İşitme Yetersizliği Olan Öğrenciler
Ses ve Sesin Özellikleri
Çevremize baktığımızda çeşitli ses kaynaklarıyla karşılarız. Bunlar arasında piyano, gitar gibi müzik aletleri hatta ses tellerimiz dahi birer ses kaynağı olarak gösterilebilir.
Ses, kısaca çevremizdeki işitsel uyaranlar olarak adlandırılmaktadır. Ses boşlukta yayılmaz. Sesin iletilebilmesi için bir ortama ihtiyaç vardır.
Ses dalgaları havada dağınık halde bulunurlar ve ses kaynağında meydana gelen değişimler havadaki moleküllerin birbirine yaklaşmasını sağlar. Bu sesin kütle ve esneklik özelliğiyle ilgilidir.
Nasıl İşitiyoruz?
Çevremizden gelen ses kaynaklarını algılayabilmek için gerekli olan organ kulaktır. Kulak her bir bölümü farklı göreve sahip 3 bölümden oluşur. Bunlar; dış kulak, orta kulak ve iç kulaktır.
Dış kulak, çevreden gelen sesleri alıp toplar ve kulak zarında bir titreşim meydana getirir. Kulak zarındaki titreşim, orta kulaktaki kemikçik yapılarını harekete geçirir ve sesin iç kulağa aktarımını sağlar. İç kulağa iletilen sesler, sinir uçlarında birleşir ve bu sinyaller beyne iletilir. Böylece ses anlamlandırılmış olur.
İşitmenin gerçekleşebilmesi için sağlıklı bir kulağa sahip olmak gerekir. Ancak kulağın bu üç bölümünde herhangi bir bozukluk olduğunda işitmenin gerçekleştiği söylenemez.
İşitme Yetersizliğinin Sınıflandırılması ve Çeşitleri
İşitme kaybı çok hafif dereceden başlamak üzere, hafif, orta, ileri ve çok ileri düzey işitme kaybı şeklinde sınıflandırılır.
Bu bağlamda, işitme yetersizliği oluştuğu zamana göre doğum anı, doğum sırası ve doğum sonrası; oluştuğu yere göre dış kulak, orta kulak, iç kulak ya da işitme sinirinde meydana gelebilmektedir. Dil kazanım dönemine göre, dil öncesi, dil sırası ya da dil sonrası oluşabilmektedir.

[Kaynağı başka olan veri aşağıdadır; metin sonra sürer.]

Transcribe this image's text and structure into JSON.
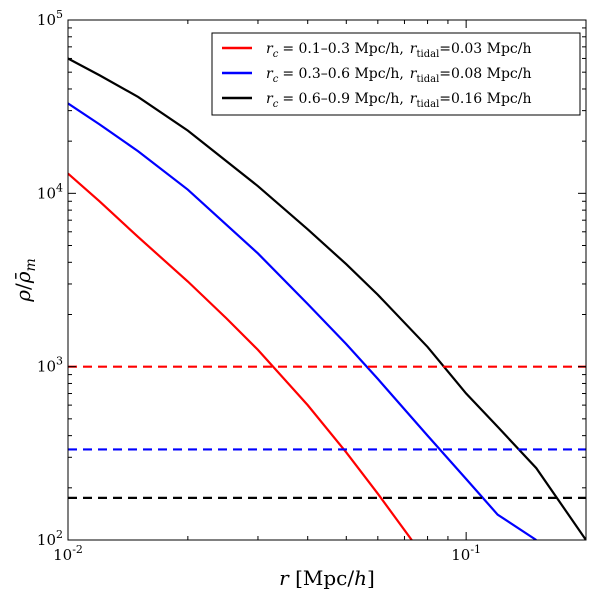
{
  "chart_data": {
    "type": "line",
    "xscale": "log",
    "yscale": "log",
    "xlim": [
      0.01,
      0.2
    ],
    "ylim": [
      100,
      100000
    ],
    "xlabel": "r [Mpc/h]",
    "ylabel": "ρ/ρ̄_m",
    "x_tick_labels": [
      {
        "value": 0.01,
        "base": "10",
        "exp": "-2"
      },
      {
        "value": 0.1,
        "base": "10",
        "exp": "-1"
      }
    ],
    "y_tick_labels": [
      {
        "value": 100,
        "base": "10",
        "exp": "2"
      },
      {
        "value": 1000,
        "base": "10",
        "exp": "3"
      },
      {
        "value": 10000,
        "base": "10",
        "exp": "4"
      },
      {
        "value": 100000,
        "base": "10",
        "exp": "5"
      }
    ],
    "legend_position": "top-right",
    "series": [
      {
        "name": "rc = 0.1–0.3 Mpc/h, rtidal = 0.03 Mpc/h",
        "legend_rc": "= 0.1–0.3 Mpc/h,",
        "legend_tidal": "=0.03 Mpc/h",
        "color": "#ff0000",
        "style": "solid",
        "x": [
          0.01,
          0.012,
          0.015,
          0.02,
          0.025,
          0.03,
          0.04,
          0.05,
          0.06,
          0.073
        ],
        "y": [
          13000,
          9000,
          5600,
          3100,
          1900,
          1250,
          600,
          320,
          185,
          100
        ]
      },
      {
        "name": "rc = 0.3–0.6 Mpc/h, rtidal = 0.08 Mpc/h",
        "legend_rc": "= 0.3–0.6 Mpc/h,",
        "legend_tidal": "=0.08 Mpc/h",
        "color": "#0000ff",
        "style": "solid",
        "x": [
          0.01,
          0.012,
          0.015,
          0.02,
          0.03,
          0.04,
          0.05,
          0.06,
          0.08,
          0.1,
          0.12,
          0.15
        ],
        "y": [
          33000,
          25000,
          17500,
          10500,
          4500,
          2300,
          1350,
          850,
          400,
          225,
          140,
          100
        ]
      },
      {
        "name": "rc = 0.6–0.9 Mpc/h, rtidal = 0.16 Mpc/h",
        "legend_rc": "= 0.6–0.9 Mpc/h,",
        "legend_tidal": "=0.16 Mpc/h",
        "color": "#000000",
        "style": "solid",
        "x": [
          0.01,
          0.012,
          0.015,
          0.02,
          0.03,
          0.04,
          0.05,
          0.06,
          0.08,
          0.1,
          0.12,
          0.15,
          0.2
        ],
        "y": [
          60000,
          48000,
          36000,
          23000,
          11000,
          6200,
          3900,
          2600,
          1300,
          700,
          450,
          260,
          100
        ]
      },
      {
        "name": "reference level red",
        "color": "#ff0000",
        "style": "dashed",
        "x": [
          0.01,
          0.2
        ],
        "y": [
          1000,
          1000
        ]
      },
      {
        "name": "reference level blue",
        "color": "#0000ff",
        "style": "dashed",
        "x": [
          0.01,
          0.2
        ],
        "y": [
          333,
          333
        ]
      },
      {
        "name": "reference level black",
        "color": "#000000",
        "style": "dashed",
        "x": [
          0.01,
          0.2
        ],
        "y": [
          175,
          175
        ]
      }
    ]
  }
}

Oluştuğu yere göre işitme kaybı, iletim tipi, sensörinöral, mikst tip ve merkezi işitme kaybı şeklinde isimlendirilir.
İşitme Yetersizliğinin Tanılanması ve Değerlendirilmesi
İşitme yetersizliği ilk olarak hastane ya da doğumevlerinde yapılan taramalar yoluyla belirlenir.
İşitme yetersizliği tanısını ise odyolojik değerlendirmeler sonucunda odyologlar koyar.
Odyoloğun görevleri; işitme tanısını koymak amacıyla tanısal testler yapmak, işitme organının sağlığının korunması ve işitme kaybının önlenmesi ile ilgili çalışmalar yapmak, işitme cihazı ayarlarını yapmak ve işitme ile ilgili eğitim programlarını ayarlamaktır.
Odyologlar iştme yetersizliği tanısı koymak için objektif ve subjektif değerlendirme yöntmelerini kullanırlar.
İşitme Yetersizliğinin Nedenleri
İşitme yetersizliği, doğum öncesi, doğum anı ya da doğum sonrası nedenlerle ortaya çıkabilir.
Doğum öncesinde; genetik, akraba evlilikleri, annenin hamileleği sırasında şeker hastalığı, kızamık ve ateşli hastalıklar geçirmesi, RRH uyuşmazlığı işitme kaybına neden olabilir.
Doğum sırasında; bebek düşük bir kilo ile doğabilir, oksijensiz kalabilir ya da kordon dolanması işitme kaybına neden olabilir.
Doğum sonrasında; çocuğun geçirdiği ateşli hastalıklar, havale, orta kulak iltihabı ve yüksek şiddette gürültüye maruz kalma işitme kaybına neden olabilir.
İşitme Yetersizliğinde Kullanılan İletişim Yöntemleri
İşitme yetersizliği olan öğrenciler doğal işitsel sözel yaklaşım başta olmak üzere, işaret dili, total iletişim ya da ikili dil yaklaşımıyla iletişim kurabilirler.